I like All Media Grabber -- I keep a copy installed in my XP Mode VM -- but installation is a small bit of a PITA, which is why I keep it there & not here in win7 64.
"mscomctl.ocx" is the name of the file that causes a small problem, more an inconvenience really, in this old fashioned VB app -- that Visual Basic part is why it's banished to the XP VM. Developers -- If you must use mscomctl.ocx stick it in Windows' system folder & register it there [System32 in 32 bit Windows, SysWOW64 in 64 bit], NOT in the app's program folder, where if you ever remove, or move All Media Grabber you'll just broken every other VB app that uses the file, & a good many do use that particular file. Reversing that change means dragging or copying the file from the "AllMedia Grabber" folder to the system folder & (re)registering it with Windows -- currently it seems to be the latest version, but Windows will warn you if there's already an existing copy so you can check which is newer. Registering 32 bit files isn't *too* bad -- there's all sorts of info, tips & tools on-line... I use Regdrop.exe, an older app, that only works with 32 bit files BTW, that I have on the desktop where I can just drag files from Windows' Explorer on top of it. There are several places to download a copy if you use Google.

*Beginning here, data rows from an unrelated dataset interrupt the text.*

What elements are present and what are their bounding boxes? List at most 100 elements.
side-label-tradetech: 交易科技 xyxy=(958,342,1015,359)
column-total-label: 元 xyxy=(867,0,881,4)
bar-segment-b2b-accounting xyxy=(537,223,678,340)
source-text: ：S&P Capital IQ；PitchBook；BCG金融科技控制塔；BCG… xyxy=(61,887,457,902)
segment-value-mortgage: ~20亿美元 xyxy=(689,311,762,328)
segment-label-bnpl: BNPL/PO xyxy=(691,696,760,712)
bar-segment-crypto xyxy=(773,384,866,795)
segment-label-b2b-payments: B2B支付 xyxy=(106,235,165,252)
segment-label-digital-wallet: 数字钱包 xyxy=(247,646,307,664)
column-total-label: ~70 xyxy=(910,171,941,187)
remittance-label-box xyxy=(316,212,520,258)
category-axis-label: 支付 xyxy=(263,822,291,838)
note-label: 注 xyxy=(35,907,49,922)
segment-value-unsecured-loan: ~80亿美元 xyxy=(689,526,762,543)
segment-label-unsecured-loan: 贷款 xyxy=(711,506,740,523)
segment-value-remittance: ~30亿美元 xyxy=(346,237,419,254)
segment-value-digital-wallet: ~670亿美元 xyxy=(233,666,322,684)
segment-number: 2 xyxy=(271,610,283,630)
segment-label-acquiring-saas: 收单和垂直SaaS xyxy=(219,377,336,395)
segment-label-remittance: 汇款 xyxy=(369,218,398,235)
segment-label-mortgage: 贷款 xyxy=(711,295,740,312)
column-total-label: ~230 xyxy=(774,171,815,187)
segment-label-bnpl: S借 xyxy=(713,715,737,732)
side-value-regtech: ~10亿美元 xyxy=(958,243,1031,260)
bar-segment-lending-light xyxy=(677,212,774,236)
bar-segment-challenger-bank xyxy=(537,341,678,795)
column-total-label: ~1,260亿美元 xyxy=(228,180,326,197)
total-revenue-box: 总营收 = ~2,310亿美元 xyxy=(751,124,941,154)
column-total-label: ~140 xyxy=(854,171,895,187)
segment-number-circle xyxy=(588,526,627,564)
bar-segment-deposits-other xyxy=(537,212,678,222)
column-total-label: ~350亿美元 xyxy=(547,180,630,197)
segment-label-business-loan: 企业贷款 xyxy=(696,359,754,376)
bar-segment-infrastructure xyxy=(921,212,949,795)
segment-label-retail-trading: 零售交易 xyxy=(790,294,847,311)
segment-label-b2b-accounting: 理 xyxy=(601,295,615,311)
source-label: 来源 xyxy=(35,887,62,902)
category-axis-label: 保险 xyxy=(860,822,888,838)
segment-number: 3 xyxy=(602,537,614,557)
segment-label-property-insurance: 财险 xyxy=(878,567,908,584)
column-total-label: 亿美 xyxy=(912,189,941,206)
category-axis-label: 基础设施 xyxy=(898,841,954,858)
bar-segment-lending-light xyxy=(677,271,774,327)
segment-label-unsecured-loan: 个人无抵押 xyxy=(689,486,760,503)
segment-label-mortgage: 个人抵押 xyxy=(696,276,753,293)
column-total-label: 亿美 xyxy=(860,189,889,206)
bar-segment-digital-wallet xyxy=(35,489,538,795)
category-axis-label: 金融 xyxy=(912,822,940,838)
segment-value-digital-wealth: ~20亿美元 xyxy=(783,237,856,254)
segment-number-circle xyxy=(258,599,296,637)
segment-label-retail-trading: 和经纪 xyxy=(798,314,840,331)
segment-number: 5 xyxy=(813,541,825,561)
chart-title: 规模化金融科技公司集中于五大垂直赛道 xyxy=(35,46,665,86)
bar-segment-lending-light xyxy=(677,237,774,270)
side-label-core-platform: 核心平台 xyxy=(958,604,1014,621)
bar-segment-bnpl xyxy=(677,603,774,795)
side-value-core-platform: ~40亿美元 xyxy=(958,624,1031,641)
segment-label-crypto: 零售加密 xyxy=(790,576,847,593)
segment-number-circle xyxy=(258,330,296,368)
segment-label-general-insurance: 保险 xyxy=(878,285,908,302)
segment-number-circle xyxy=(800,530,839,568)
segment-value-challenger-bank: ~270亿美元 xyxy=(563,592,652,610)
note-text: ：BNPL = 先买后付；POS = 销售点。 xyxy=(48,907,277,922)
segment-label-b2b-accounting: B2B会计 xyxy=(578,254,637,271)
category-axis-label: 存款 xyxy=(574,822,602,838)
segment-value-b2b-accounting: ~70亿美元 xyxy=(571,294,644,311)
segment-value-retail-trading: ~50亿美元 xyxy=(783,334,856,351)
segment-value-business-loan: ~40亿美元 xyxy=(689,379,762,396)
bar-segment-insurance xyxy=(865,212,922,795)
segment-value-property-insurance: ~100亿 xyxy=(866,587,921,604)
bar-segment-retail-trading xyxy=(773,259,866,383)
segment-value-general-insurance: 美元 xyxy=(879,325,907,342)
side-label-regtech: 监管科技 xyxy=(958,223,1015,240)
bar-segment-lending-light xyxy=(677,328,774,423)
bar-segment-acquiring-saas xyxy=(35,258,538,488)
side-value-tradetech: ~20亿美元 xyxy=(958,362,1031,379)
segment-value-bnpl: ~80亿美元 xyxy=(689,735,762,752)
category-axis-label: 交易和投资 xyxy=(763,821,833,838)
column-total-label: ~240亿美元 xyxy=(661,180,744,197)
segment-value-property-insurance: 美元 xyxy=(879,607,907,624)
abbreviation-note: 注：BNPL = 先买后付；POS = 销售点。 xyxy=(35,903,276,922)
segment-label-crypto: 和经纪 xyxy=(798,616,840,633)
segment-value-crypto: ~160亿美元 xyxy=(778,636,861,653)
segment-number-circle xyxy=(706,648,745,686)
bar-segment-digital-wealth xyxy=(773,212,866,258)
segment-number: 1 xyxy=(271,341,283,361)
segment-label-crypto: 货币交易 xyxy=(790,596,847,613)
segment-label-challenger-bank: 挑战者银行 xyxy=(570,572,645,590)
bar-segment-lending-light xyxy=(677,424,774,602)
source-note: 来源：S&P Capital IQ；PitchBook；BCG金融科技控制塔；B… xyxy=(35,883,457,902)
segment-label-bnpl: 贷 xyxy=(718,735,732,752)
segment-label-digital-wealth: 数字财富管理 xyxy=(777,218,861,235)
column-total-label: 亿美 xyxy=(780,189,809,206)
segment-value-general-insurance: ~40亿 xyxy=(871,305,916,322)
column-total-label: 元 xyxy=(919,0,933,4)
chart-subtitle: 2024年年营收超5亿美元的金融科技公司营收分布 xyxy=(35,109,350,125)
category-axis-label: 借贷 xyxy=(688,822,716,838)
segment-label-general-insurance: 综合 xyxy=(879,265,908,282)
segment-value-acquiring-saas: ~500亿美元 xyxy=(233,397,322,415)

Now to the reason I tend to banish VB apps in the 1st place... As I said I already have an older copy of All Media Grabber in my XP Mode VM, which meant I'd have to monitor the install in a win7 32 VM if I was going to monitor it. Win7 can sometimes have a small fit behind the scenes when you add a VB app like this, & in this case it showed up as roughly 150,000 registry entries recorded as being deleted. It's not as drastic as it sounds -- schema related keys can sometimes be created &/or deleted in huge numbers, but after a restart they will not show up in regedit, leading me to believe they're temporary. Regardless, I like to avoid the wear & tear on the registry if/when I can. I also suspect at least some of the effects linger in .NET, where Microsoft tries to handle VB nowadays, but realistically I've never examined each one of those 150k or so registry entries to make sure -- it's more than enough of a burden just trying to read text files that large, particularly in a VM, where that kind of volume regularly crashes my monitoring apps.
I tried BTW to see if there was an easier way of fixing the mscomctl.ocx thing, but it's not included in the VB runtime from microsoft.com, where a search on mscomctl.ocx comes up with a hotfix that doesn't include the latest version, & it doesn't work to change anything anyway in that win7 32 VM where All Media Grabber was installed.